Droit au but : Jusqu’où ira la Mauritanie

Docteur Sidi Ould Hamady -TawaryIl m’est très pénible de répondre à cette question aussi facile à poser. J’aime mon pays comme tout autre compatriote d’un quelconque autre pays. Ici, sur cette terre aride, sur ce désert à perte de vue, ont vécu mes ancêtres. Ils ont supporté les vents violents des nuits sombres, la sécheresse, les maladies…Ils n’avaient, ni maisons en dur pour les protéger des changements climatiques brusques, ni eau potable ; pire encore, ils parcouraient des centaines de kilomètre pour se ravitailler en eau pleine de germes mais indispensable à leur survie ; ni hôpital ou point de santé, loin encore, une vaccination contre les tares incurables destructrices de la société.

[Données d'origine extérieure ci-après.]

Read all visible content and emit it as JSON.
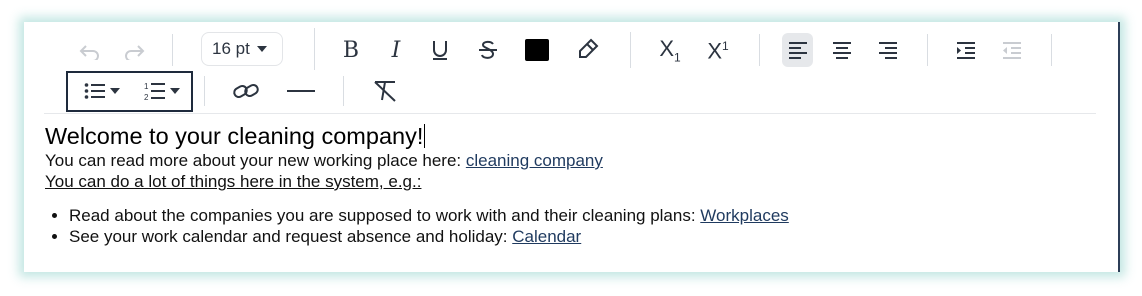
{
  "toolbar": {
    "font_size": "16 pt",
    "subscript_label": "X",
    "subscript_mark": "1",
    "superscript_label": "X",
    "superscript_mark": "1",
    "text_color": "#000000",
    "active_alignment": "left",
    "icons": [
      "undo-icon",
      "redo-icon",
      "bold-icon",
      "italic-icon",
      "underline-icon",
      "strikethrough-icon",
      "text-color-icon",
      "highlight-icon",
      "subscript-icon",
      "superscript-icon",
      "align-left-icon",
      "align-center-icon",
      "align-right-icon",
      "indent-icon",
      "outdent-icon",
      "bullet-list-icon",
      "numbered-list-icon",
      "link-icon",
      "horizontal-rule-icon",
      "clear-format-icon"
    ]
  },
  "content": {
    "heading": "Welcome to your cleaning company!",
    "intro_text": "You can read more about your new working place here: ",
    "intro_link": "cleaning company",
    "subheading": "You can do a lot of things here in the system, e.g.:",
    "items": [
      {
        "text": "Read about the companies you are supposed to work with and their cleaning plans: ",
        "link": "Workplaces"
      },
      {
        "text": "See your work calendar and request absence and holiday: ",
        "link": "Calendar"
      }
    ]
  }
}
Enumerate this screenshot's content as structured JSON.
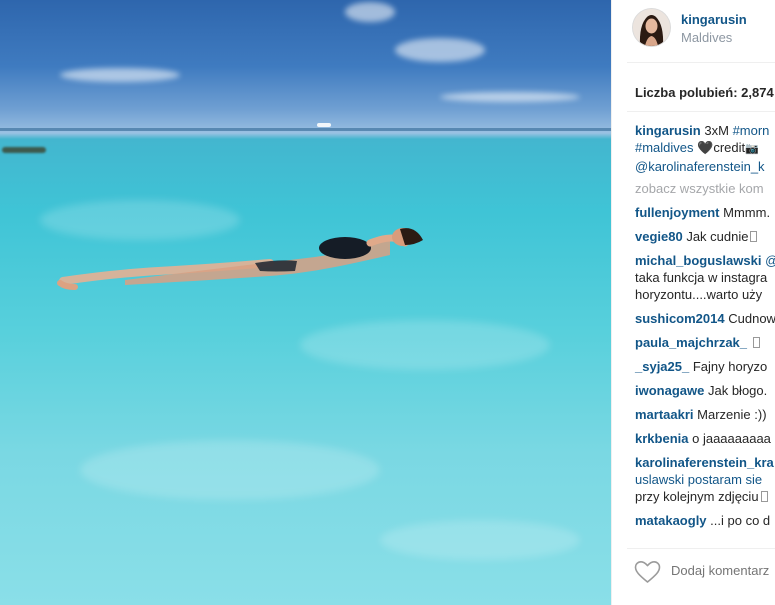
{
  "post": {
    "owner": "kingarusin",
    "location": "Maldives",
    "likes_label": "Liczba polubień: 2,874"
  },
  "caption": {
    "user": "kingarusin",
    "line1_text": "3xM",
    "line1_tag": "#morn",
    "line2_tag": "#maldives",
    "line2_text": "credit",
    "line3_mention": "@karolinaferenstein_k"
  },
  "view_all": "zobacz wszystkie kom",
  "comments": [
    {
      "user": "fullenjoyment",
      "text": "Mmmm."
    },
    {
      "user": "vegie80",
      "text": "Jak cudnie"
    },
    {
      "user": "michal_boguslawski",
      "text": "@",
      "line2": "taka funkcja w instagra",
      "line3": "horyzontu....warto uży"
    },
    {
      "user": "sushicom2014",
      "text": "Cudnow"
    },
    {
      "user": "paula_majchrzak_",
      "text": ""
    },
    {
      "user": "_syja25_",
      "text": "Fajny horyzo"
    },
    {
      "user": "iwonagawe",
      "text": "Jak błogo."
    },
    {
      "user": "martaakri",
      "text": "Marzenie :))"
    },
    {
      "user": "krkbenia",
      "text": "o jaaaaaaaaa"
    },
    {
      "user": "karolinaferenstein_kra",
      "line2": "uslawski postaram sie",
      "line3": "przy kolejnym zdjęciu"
    },
    {
      "user": "matakaogly",
      "text": "...i po co d"
    }
  ],
  "add_comment_placeholder": "Dodaj komentarz",
  "colors": {
    "username": "#125688",
    "muted": "#a5a7aa",
    "location": "#8d97a2"
  }
}
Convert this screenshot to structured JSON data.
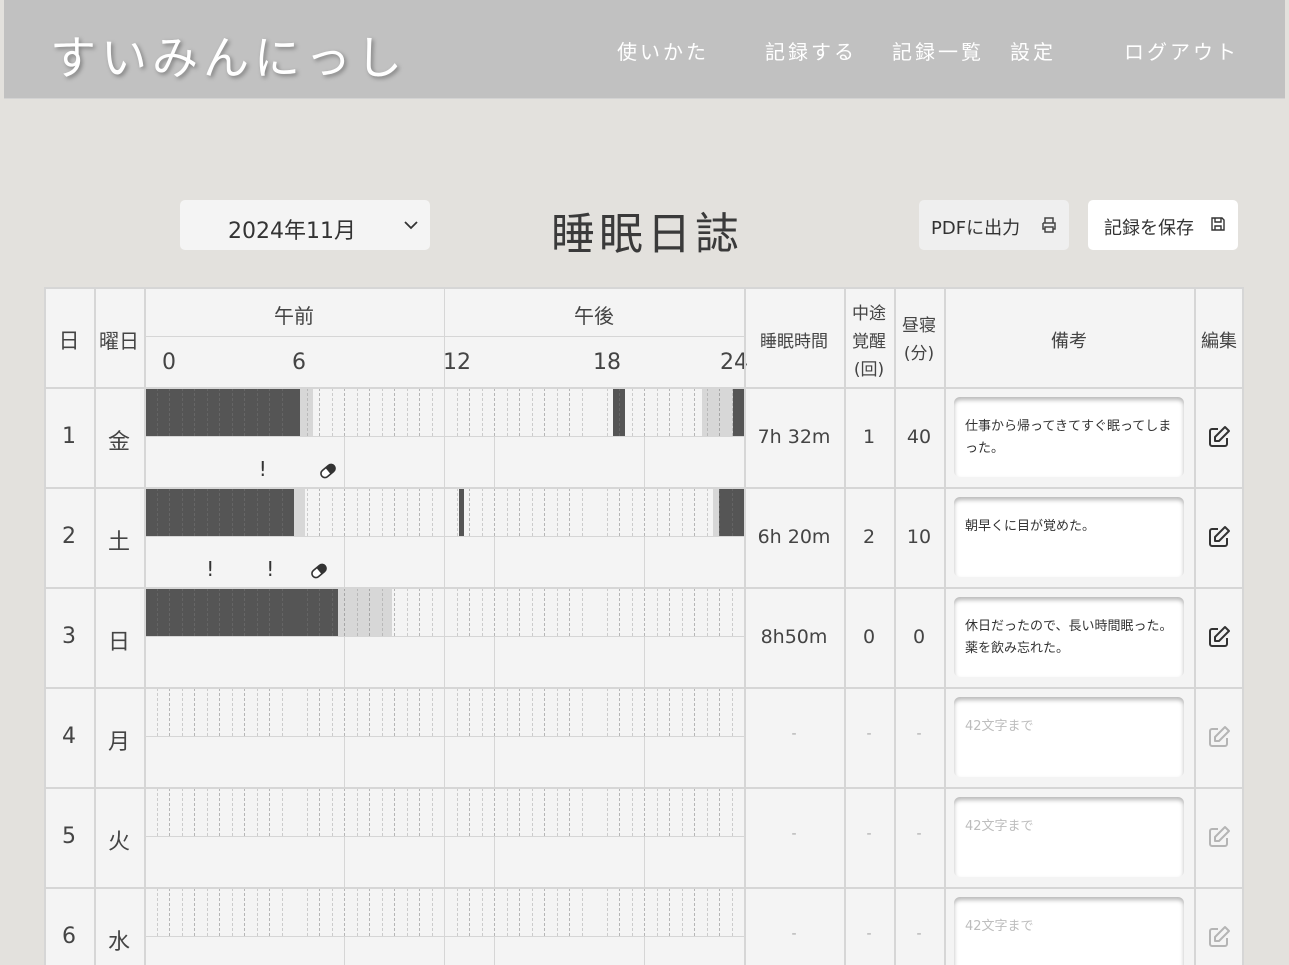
{
  "app": {
    "title": "すいみんにっし",
    "nav": [
      "使いかた",
      "記録する",
      "記録一覧",
      "設定"
    ],
    "logout": "ログアウト"
  },
  "toolbar": {
    "month": "2024年11月",
    "page_title": "睡眠日誌",
    "pdf_label": "PDFに出力",
    "save_label": "記録を保存"
  },
  "table": {
    "headers": {
      "day": "日",
      "weekday": "曜日",
      "am": "午前",
      "pm": "午後",
      "hours": [
        "0",
        "6",
        "12",
        "18",
        "24"
      ],
      "sleep_time": "睡眠時間",
      "wake_lines": [
        "中途",
        "覚醒",
        "(回)"
      ],
      "nap_lines": [
        "昼寝",
        "(分)"
      ],
      "notes": "備考",
      "edit": "編集"
    },
    "note_placeholder": "42文字まで",
    "rows": [
      {
        "day": "1",
        "weekday": "金",
        "sleep_time": "7h 32m",
        "wakeups": "1",
        "nap": "40",
        "note": "仕事から帰ってきてすぐ眠ってしまった。",
        "sleep": [
          [
            0,
            6.25
          ],
          [
            18.75,
            19.25
          ],
          [
            23.55,
            24
          ]
        ],
        "bed": [
          [
            6.25,
            6.75
          ],
          [
            22.3,
            23.55
          ]
        ],
        "arrows": [
          [
            6.75,
            9
          ],
          [
            12.5,
            13.5
          ],
          [
            17.4,
            18.8
          ]
        ],
        "marks": [
          {
            "h": 4.75,
            "type": "caffeine-mark"
          },
          {
            "h": 7.35,
            "type": "pill-icon"
          }
        ]
      },
      {
        "day": "2",
        "weekday": "土",
        "sleep_time": "6h 20m",
        "wakeups": "2",
        "nap": "10",
        "note": "朝早くに目が覚めた。",
        "sleep": [
          [
            0,
            6
          ],
          [
            12.6,
            12.8
          ],
          [
            23,
            24
          ]
        ],
        "bed": [
          [
            6,
            6.45
          ],
          [
            22.75,
            23
          ]
        ],
        "arrows": [
          [
            6.4,
            8
          ],
          [
            13.5,
            15.6
          ]
        ],
        "marks": [
          {
            "h": 2.65,
            "type": "caffeine-mark"
          },
          {
            "h": 5.05,
            "type": "caffeine-mark"
          },
          {
            "h": 7,
            "type": "pill-icon"
          }
        ]
      },
      {
        "day": "3",
        "weekday": "日",
        "sleep_time": "8h50m",
        "wakeups": "0",
        "nap": "0",
        "note": "休日だったので、長い時間眠った。薬を飲み忘れた。",
        "sleep": [
          [
            0,
            7.75
          ]
        ],
        "bed": [
          [
            7.75,
            9.9
          ]
        ],
        "arrows": [],
        "marks": []
      },
      {
        "day": "4",
        "weekday": "月",
        "sleep_time": "-",
        "wakeups": "-",
        "nap": "-",
        "note": "",
        "sleep": [],
        "bed": [],
        "arrows": [],
        "marks": []
      },
      {
        "day": "5",
        "weekday": "火",
        "sleep_time": "-",
        "wakeups": "-",
        "nap": "-",
        "note": "",
        "sleep": [],
        "bed": [],
        "arrows": [],
        "marks": []
      },
      {
        "day": "6",
        "weekday": "水",
        "sleep_time": "-",
        "wakeups": "-",
        "nap": "-",
        "note": "",
        "sleep": [],
        "bed": [],
        "arrows": [],
        "marks": []
      }
    ]
  },
  "colors": {
    "sleep": "#555555",
    "in_bed": "#d7d7d7",
    "grid_line": "#d6d6d6",
    "cell_bg": "#f4f4f4",
    "page_bg": "#e3e1dd",
    "header_bg": "#c1c1c1"
  }
}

 Et pourtant, malgré toutes ces conditions néfastes, ils ont pu jouer un rôle important dans la sous région en y répandant notre sainte religion, l’Islam.

Le Maroc avait revendiqué notre terre bien avant notre indépendance. On la lui avait refusée. Ce refus signifie à mon avis l’amour pour la terre. Un être sage doit préserver ce qu’il aime surtout s’il a combattu pour l’avoir à tout prix. Que s’est il passé alors ? On a regretté de n’avoir donné ce pays à son revendicateur ? On n’a pas une terre promise si on perd celle qui est entre nos mains.

A cause du pouvoir, nos politiciens, qui forment l’élite de ce pays, sont en train de mener notre pays vers une destination incertaine. Ils veulent détruire tout ce que nos ancêtres nous ont préservé. Toute cette peine qu’ils ont encourue se transformerait en braise, si cette élite refuse de s’assoir sur une même table pour retrouver un dénominateur commun à leur différend. Même à leur insu. L’intérêt du pays ne se mesure point à celui du parti politique. Oublions pour cette fois seulement l’intérêt personnel et pensons à notre pays, cette fois seulement.

Le fait que l’opposition ne participe pas à ces élections fait courir à la Mauritanie de grands risques immesurables. C’est une bombe à retardement qui doit être désamorcée avant qu’il ne soit trop tard. Si cette opposition pense qu’elle aura le pouvoir suite à une révolution, par son refus de participation aux élections, elle se trompe. Si le pouvoir croit qu’il va continuer à l’exercer en organisant des élections sans tous les opposants, il se trompe lui aussi. Les Mauritaniens ont beaucoup de problèmes à régler avant de faire accéder quiconque au pouvoir ou d’y laisser quiconque : l’esclavagisme, le racisme, l’inégalité sociale, la pauvreté…

Tout soulèvement populaire est à éviter pour ne pas récolter une guerre civile.